Que devons-nous faire pour provoquer ce changement de mentalité?
Ma profession de planificateur porte une responsabilité sur ce plan. Je suis convaincu qu’il existe des solutions. Nous l’avons d’ailleurs déjà prouvé par le passé. Le campus Hoffmann La-Roche à Kaiseraugst, que BRYUM a achevé en 2018, en constitue un exemple. Au départ, le mandant rêvait d’un parc doté d’une pelouse à l’anglaise et de bosquets non diversifiés, de type monoculture. Nous avons finalement construit un paysage alluvial fonctionnel, dans lequel l’être humain fait partie intégrante de l’écosystème. Trouver des solutions de ce type nécessite de sortir des sentiers battus ainsi que des connaissances pluridisciplinaires interconnectées. Selon moi, notre profession a pour mission de développer une nouvelle éthique et non d’appliquer per se ce qui est demandé, mais aussi le devoir de s’impliquer activement et d’échafauder des solutions viables. Cela signifie notamment de refuser de planifier ou de construire des espaces verts monotones.
Comment initiez-vous vos étudiant‑e‑s à ces nouveaux défis?
Le fait que je dirige un atelier de projet consacré à la réutilisation en architecture dans le cadre du cursus d’architecture, en qualité d’architecte paysagiste, signale à mes étudiant‑e‑s qu’il est aujourd’hui nécessaire de faire preuve d’une vision élargie. Autrefois, les professeur‑e‑s expliquaient le monde aux étudiant‑e‑s lors de cours magistraux. Aujourd’hui, il faut une autre approche. J’essaie, par le biais de questions et de discussions, de détourner les étudiant‑e‑s de leurs habitudes et de les guide vers de nouveaux schémas de pensée. L’aspect qui me plait le plus, c’est de parvenir à les enthousiasmer pour un sujet. Ils et elles adoptent alors une position, remettent en question les modèles sociaux et cherchent à dégager de nouvelles solutions.

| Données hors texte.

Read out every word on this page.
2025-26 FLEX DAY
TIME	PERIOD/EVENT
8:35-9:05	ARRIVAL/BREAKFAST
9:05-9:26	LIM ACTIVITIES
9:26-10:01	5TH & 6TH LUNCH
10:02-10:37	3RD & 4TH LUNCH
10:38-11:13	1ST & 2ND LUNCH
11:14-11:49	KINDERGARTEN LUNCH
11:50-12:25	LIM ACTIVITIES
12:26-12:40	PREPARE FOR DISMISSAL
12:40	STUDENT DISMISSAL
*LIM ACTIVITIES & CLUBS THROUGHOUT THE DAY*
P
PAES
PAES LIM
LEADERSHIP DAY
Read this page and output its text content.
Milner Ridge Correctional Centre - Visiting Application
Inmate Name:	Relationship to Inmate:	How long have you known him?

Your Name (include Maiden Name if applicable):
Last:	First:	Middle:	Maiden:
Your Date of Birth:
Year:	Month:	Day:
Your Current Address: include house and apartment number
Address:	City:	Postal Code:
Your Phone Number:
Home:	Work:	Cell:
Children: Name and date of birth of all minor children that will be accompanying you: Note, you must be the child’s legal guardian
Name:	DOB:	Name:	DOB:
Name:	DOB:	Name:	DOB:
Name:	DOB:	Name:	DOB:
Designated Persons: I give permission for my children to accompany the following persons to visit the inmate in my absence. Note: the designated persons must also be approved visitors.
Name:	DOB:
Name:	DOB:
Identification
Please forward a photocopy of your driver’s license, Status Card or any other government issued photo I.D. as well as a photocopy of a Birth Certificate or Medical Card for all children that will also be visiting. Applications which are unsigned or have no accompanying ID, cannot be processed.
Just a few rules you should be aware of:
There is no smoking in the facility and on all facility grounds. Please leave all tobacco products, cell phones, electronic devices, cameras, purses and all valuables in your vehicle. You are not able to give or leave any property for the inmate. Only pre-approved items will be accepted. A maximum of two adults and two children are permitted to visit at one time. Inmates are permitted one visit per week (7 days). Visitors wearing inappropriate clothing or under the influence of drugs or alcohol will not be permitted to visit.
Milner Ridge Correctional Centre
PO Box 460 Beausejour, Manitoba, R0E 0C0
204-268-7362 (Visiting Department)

Quels modèles aimeriez-vous briser?
L’urbanisme de l’espace vert. J’aimerais supprimer les espaces verts inutilisés dans les zones d’habitation. Je ne comprends pas l’utilité de ces surfaces aujourd’hui. Pour le compte de la ville de Berne, notre bureau a réalisé une analyse des espaces verts de bordure et de séparation de parcelles, qui a mis en lumière le potentiel disponible pour l’aménagement des espaces ouverts. Rien que dans les quartiers de Stöckacker, Bümpliz et Bethlehem, nous avons identifié 42,5 hectares d’espaces verts de bordure monotones et inutilisés. Cette surface pourrait servir d’espace ouvert individuel à 11 840 personnes, par exemple sous forme de jardin. Autre possibilité d’aménagement: planter 10 600 arbres et créer ainsi un écosystème fonctionnel favorisant la biodiversité, rafraichissant la ville, stockant le CO2 et constituant un refuge pour faune et la flore. Il existe donc un énorme potentiel d’aménagement à même d’améliorer la qualité de vie pour les habitant‑e‑s, mais aussi de contribuer à une plus grande biodiversité et de prévenir la défaillance totale des écosystèmes existants.